Ripresa degli allenamenti verso la Fiorentina, iniziano a tornare i Nazionali – A Casteldebole è pronta ad entrare nel vivo la preparazione in vista della gara di domenica a Firenze. L’allenamento, a porte aperte, è fissato per le ore 15, e Roberto Donadoni inizierà a ritrovare i giocatori che nei giorni scorsi sono stati impegnati con le rispettive Nazionali. Blerim Dzemaili, Adam Nagy, Marios Oikonomou e Vasilis Torosidis sono infatti rientrati alla base, oggi Adam Masina e Federico Di Francesco affronteranno a Roma con l’Under 21 azzurra la Spagna in amichevole, domani Erick Pulgar (che contro la Fiorentina sarà comunque squalificato) sfiderà con il suo Cile il Venezuela in una gara valevole per le qualificazioni ai Mondiali, mentre gli svedesi Emil Krafth e Filip Helander se la vedranno con il Portogallo in amichevole. Dalle prossime ore si inizierà quindi a capire se il 3-5-2 visto contro il Chievo prima della sosta avrà un seguito o se, visto che comunque Torosidis e Masina di nuovo utilizzabili dopo il turno squalifica, Donadoni opterà per il ritorno alla difesa a quattro. Anche la tifoseria, intanto, si sta organizzando per il derby dell’Appennino, e potrebbero essere circa tremila i tifosi al seguito della squadra al Franchi.

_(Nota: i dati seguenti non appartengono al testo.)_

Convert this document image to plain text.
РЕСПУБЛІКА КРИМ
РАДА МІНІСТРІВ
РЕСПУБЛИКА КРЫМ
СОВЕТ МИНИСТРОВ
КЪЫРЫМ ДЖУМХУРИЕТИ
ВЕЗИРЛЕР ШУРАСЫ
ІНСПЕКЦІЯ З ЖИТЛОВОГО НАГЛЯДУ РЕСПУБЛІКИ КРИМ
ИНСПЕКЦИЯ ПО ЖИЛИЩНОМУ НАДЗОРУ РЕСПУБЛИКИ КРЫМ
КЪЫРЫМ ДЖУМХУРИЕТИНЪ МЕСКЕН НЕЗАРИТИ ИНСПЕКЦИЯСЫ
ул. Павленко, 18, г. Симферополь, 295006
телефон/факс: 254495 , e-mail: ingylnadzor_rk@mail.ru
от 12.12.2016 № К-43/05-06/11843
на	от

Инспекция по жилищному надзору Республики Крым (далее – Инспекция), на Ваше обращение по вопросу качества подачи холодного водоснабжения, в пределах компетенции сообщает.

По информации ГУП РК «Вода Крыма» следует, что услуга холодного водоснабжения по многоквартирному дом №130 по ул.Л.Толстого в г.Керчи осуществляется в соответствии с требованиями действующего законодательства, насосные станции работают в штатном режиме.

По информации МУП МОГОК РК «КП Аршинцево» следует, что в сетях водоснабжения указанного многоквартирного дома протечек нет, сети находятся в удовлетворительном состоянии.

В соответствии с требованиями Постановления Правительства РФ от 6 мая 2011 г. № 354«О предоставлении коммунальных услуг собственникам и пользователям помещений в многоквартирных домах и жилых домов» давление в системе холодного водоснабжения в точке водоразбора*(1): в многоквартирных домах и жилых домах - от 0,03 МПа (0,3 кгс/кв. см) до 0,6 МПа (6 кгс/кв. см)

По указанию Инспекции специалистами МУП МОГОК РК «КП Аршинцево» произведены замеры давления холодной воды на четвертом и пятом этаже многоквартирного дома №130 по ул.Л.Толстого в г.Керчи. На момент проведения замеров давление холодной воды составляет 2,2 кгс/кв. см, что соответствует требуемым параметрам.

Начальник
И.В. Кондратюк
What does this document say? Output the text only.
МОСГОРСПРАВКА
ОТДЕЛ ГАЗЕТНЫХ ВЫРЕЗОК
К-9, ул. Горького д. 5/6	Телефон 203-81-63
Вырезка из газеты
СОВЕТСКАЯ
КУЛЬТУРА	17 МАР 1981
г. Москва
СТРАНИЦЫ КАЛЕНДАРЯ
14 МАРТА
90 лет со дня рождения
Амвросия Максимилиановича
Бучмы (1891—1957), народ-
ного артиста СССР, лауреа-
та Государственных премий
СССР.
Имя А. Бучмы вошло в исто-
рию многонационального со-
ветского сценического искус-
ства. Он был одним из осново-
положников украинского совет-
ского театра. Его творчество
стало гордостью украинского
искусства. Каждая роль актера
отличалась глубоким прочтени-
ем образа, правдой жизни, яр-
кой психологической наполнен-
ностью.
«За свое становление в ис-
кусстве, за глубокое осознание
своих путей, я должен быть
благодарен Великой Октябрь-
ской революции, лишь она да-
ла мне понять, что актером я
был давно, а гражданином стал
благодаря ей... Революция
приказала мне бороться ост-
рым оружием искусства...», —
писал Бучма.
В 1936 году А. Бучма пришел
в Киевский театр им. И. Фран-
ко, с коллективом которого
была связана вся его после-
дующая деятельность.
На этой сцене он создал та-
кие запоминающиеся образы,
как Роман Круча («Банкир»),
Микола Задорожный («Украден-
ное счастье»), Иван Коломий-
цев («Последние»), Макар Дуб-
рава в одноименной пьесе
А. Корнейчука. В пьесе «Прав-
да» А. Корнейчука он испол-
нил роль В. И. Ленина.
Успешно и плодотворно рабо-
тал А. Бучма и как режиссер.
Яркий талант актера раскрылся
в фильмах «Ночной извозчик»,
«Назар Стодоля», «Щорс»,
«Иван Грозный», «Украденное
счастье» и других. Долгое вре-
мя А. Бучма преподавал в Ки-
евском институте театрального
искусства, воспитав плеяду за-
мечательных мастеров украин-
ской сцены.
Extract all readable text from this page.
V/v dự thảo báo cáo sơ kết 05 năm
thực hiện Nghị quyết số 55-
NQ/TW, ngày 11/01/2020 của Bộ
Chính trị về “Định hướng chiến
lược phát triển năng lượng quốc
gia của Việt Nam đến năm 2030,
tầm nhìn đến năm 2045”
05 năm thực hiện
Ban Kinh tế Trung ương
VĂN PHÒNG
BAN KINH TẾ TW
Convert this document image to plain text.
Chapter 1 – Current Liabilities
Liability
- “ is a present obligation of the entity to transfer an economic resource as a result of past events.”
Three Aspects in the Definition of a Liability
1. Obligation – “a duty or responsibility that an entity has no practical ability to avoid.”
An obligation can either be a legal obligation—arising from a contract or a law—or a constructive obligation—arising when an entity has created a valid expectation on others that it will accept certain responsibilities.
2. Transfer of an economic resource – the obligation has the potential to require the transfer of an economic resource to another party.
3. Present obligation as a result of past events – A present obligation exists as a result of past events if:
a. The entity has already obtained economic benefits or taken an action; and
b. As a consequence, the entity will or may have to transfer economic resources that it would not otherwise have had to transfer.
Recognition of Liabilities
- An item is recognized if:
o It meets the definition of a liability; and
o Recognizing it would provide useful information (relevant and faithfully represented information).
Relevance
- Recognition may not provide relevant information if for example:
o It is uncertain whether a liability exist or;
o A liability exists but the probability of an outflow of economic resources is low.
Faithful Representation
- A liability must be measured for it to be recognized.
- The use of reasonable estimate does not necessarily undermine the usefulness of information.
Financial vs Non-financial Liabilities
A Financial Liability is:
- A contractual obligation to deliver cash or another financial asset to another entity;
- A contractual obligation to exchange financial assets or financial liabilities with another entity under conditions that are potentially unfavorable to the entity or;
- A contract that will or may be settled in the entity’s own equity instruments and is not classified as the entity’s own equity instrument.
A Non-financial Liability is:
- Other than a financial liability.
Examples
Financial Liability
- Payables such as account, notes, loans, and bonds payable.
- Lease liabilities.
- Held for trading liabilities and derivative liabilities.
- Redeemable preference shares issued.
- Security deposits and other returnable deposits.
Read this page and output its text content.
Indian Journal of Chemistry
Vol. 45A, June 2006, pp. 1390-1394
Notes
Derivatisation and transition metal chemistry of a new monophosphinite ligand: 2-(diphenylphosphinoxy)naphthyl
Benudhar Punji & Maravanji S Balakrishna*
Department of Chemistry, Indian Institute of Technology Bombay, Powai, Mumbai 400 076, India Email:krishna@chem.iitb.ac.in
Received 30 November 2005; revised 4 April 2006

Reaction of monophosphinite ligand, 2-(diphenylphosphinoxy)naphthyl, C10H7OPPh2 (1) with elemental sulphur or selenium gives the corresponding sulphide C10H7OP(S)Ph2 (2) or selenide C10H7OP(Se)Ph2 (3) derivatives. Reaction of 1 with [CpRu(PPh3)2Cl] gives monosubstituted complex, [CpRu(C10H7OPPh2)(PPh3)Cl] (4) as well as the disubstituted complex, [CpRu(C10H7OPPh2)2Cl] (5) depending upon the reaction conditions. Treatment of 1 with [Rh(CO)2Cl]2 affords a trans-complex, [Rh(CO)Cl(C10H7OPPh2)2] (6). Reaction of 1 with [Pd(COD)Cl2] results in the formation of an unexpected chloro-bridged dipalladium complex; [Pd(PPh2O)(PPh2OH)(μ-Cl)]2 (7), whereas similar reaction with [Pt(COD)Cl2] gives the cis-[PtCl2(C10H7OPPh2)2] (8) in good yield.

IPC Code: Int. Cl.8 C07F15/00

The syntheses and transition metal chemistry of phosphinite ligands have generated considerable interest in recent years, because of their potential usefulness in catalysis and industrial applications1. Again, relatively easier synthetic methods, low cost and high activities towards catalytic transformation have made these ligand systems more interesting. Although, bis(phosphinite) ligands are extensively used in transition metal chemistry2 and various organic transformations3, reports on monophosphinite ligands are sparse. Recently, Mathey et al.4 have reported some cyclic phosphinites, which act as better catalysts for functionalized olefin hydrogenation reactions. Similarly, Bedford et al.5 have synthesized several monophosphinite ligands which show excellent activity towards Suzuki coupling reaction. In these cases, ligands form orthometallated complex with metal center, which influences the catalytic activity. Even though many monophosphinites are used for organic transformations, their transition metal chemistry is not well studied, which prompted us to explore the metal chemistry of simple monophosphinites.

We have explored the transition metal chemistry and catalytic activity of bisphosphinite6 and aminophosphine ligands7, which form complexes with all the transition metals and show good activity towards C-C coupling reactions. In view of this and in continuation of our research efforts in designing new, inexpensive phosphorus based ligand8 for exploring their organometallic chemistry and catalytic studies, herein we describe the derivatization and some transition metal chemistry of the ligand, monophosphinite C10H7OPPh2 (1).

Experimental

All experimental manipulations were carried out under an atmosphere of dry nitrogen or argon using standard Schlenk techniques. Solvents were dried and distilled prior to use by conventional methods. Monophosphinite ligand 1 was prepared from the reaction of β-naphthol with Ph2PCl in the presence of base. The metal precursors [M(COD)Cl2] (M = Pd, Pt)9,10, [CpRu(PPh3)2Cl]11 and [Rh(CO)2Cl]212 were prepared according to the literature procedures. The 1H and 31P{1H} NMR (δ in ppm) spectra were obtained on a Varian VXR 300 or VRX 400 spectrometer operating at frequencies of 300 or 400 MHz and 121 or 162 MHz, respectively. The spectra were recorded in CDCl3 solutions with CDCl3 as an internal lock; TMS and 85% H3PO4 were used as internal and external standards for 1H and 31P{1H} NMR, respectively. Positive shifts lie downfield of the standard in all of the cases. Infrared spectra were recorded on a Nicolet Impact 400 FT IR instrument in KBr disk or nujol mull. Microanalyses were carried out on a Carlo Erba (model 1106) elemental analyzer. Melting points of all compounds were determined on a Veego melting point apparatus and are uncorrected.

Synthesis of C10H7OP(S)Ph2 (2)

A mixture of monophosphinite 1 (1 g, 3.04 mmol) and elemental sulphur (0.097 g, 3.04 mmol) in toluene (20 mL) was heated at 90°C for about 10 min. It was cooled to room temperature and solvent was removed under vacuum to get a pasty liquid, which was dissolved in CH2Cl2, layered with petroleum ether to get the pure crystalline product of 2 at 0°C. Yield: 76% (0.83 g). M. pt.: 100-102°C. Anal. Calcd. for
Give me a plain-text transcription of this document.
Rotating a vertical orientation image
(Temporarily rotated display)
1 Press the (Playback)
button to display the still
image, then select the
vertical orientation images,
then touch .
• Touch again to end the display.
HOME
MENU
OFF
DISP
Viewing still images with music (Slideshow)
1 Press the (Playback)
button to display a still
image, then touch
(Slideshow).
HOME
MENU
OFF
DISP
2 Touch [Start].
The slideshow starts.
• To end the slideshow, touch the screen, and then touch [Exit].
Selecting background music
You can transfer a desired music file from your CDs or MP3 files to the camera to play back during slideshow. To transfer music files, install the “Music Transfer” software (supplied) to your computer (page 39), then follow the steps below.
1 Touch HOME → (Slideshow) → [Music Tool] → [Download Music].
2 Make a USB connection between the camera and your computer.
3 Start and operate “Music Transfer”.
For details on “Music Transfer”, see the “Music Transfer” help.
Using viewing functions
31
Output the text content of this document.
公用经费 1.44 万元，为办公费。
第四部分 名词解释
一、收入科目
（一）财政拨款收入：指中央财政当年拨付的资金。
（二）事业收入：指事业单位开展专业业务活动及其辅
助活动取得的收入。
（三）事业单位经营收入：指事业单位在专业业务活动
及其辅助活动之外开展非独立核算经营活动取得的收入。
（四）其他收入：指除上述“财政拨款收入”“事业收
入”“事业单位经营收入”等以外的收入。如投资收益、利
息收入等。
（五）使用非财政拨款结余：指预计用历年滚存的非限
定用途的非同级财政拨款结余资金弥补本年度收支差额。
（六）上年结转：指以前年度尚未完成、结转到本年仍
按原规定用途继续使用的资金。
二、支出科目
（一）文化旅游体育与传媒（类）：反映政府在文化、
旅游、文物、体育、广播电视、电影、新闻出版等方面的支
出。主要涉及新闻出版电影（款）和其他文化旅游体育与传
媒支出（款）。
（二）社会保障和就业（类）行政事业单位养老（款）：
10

Il rush finale di stagione, come spesso accade, sarà utile anche per testare la voglia di riscatto di qualche rossoblù. Chi punta alla doppia cifra di reti è Mattia Destro. Il bomber ha incontrato sinora 9 volte la Fiorentina, segnando 2 gol quando vestiva le maglie di Roma e Milan, ai quali si deve aggiungere un’altra rete, segnata in Coppa, sempre ai tempi della Roma. Tra i bonus previsti dal contratto firmato da Destro a Bologna, uno scatterebbe nel caso in cui l’attaccante riuscisse a segnare 30 gol in 3 anni. Anche a centrocampo più di un rossoblù è a caccia di rilancio: non solo Godfred Donsah, ma anche Saphir Taider, che dopo essere rientrato dall’infortunio ha giocato una ventina di minuti contro l’Inter e poi è stato titolare contro il Genoa. A giugno scadrà il prestito biennale dall’Inter e, previo obbligo di riscatto a 2 milioni, il franco-algerino tornerà ad essere interamente di proprietà del Bologna.